Débat d’idées sur la légalisation du cannabis entre deux députés du parti présidentiel (LREM)… Caroline Janvier, rapporteure du volet « récréatif » de la Mission parlementaire sur le cannabis et Remi Delatte, membre de la même Mission parlementaire, échangent mais pas forcément à l’unisson. Les mêmes questions pour les deux élu.e.s mais des opinions qui divergent, un peu, beaucoup… Jugez-en par vous-même !
On parle de plus de 230.000 personnes qui vivraient du trafic illégal de cannabis et d’une légalisation qui engendrerait un véritable « chaos social » !
Nos dirigeants successifs auraient-ils botté en touche pour s’acheter une paix sociale ?
Caroline Janvier : D’une certaine façon oui, par crainte qu’une proposition de légaliser ou de dépénaliser soit interprétée comme un recul et une banalisation du cannabis. Défendre une légalisation encadrée comme un moyen de reprendre le contrôle et de réguler production, distribution et consommation est plus complexe à défendre que l’interdit et la condamnation morale.

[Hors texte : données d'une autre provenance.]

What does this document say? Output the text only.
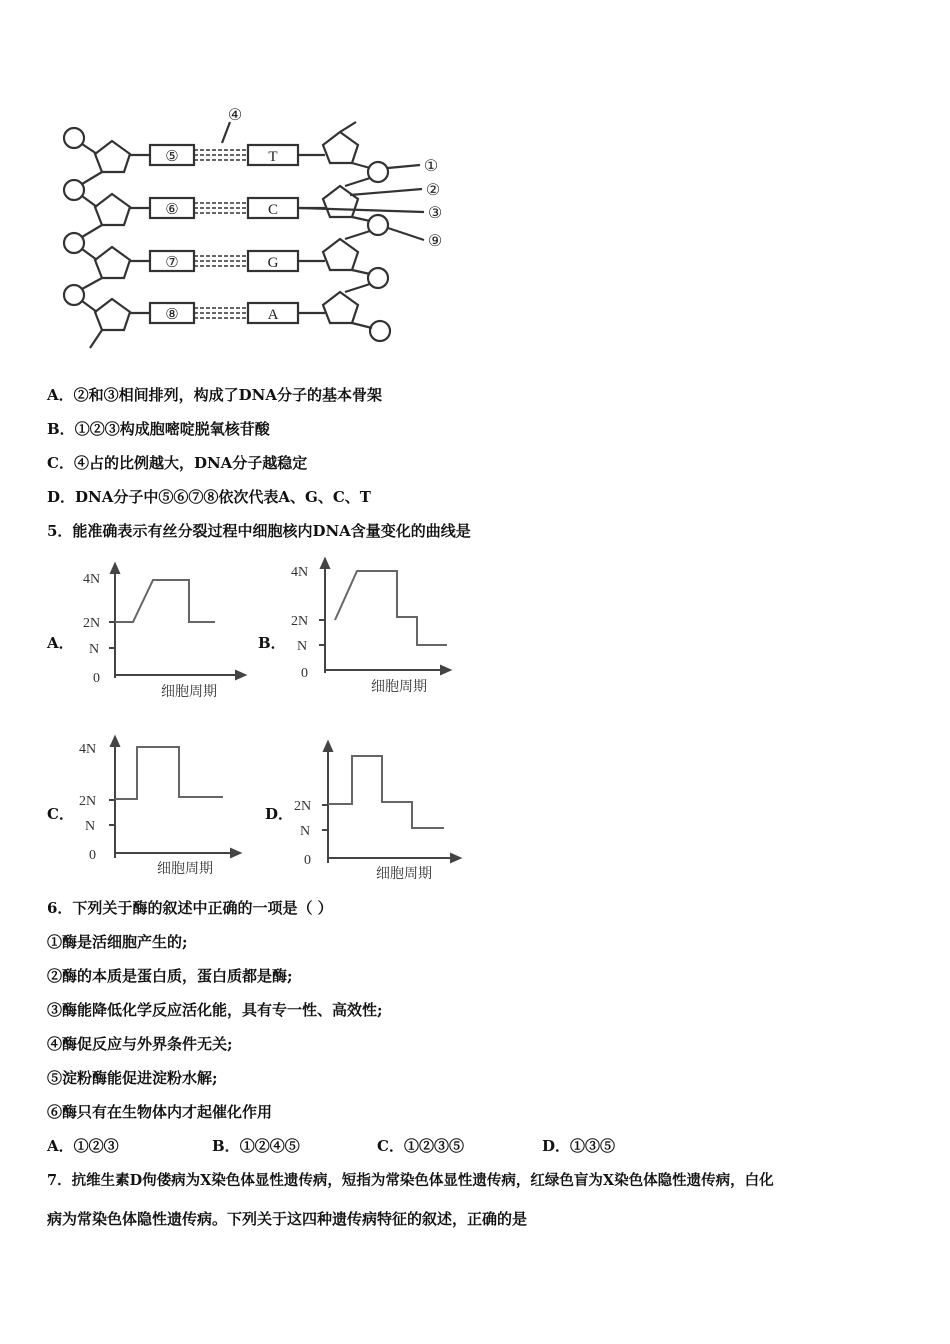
⑤
⑥
⑦
⑧
T
C
G
A
④
①
②
③
⑨
A．②和③相间排列，构成了DNA分子的基本骨架
B．①②③构成胞嘧啶脱氧核苷酸
C．④占的比例越大，DNA分子越稳定
D．DNA分子中⑤⑥⑦⑧依次代表A、G、C、T
5．能准确表示有丝分裂过程中细胞核内DNA含量变化的曲线是
A．	B．
C．	D．
4N
2N
N
0
细胞周期
4N
2N
N
0
细胞周期
4N
2N
N
0
细胞周期
2N
N
0
细胞周期
6．下列关于酶的叙述中正确的一项是（ ）
①酶是活细胞产生的;
②酶的本质是蛋白质，蛋白质都是酶;
③酶能降低化学反应活化能，具有专一性、高效性;
④酶促反应与外界条件无关;
⑤淀粉酶能促进淀粉水解;
⑥酶只有在生物体内才起催化作用
A．①②③	B．①②④⑤	C．①②③⑤	D．①③⑤
7．抗维生素D佝偻病为X染色体显性遗传病，短指为常染色体显性遗传病，红绿色盲为X染色体隐性遗传病，白化
病为常染色体隐性遗传病。下列关于这四种遗传病特征的叙述，正确的是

Remi Delatte : Botté en touche, je le pense, et ce quelles que soient les majorités. Est-ce pour acheter la paix sociale ? Je n’irais pas jusque-là. Je pense qu’il s’est agi, mandat après mandat, d’une difficulté certaine à poser le sujet dans le débat public de manière sereine, apaisée et dépassionnée. L’accélération de l’information et des faits divers qu’elle relate, comme l’émergence du CBD et les débats autour de sa licéité, ont probablement précipité ce moment où les responsables politiques ne peuvent se permettre le moindre refus d’obstacle.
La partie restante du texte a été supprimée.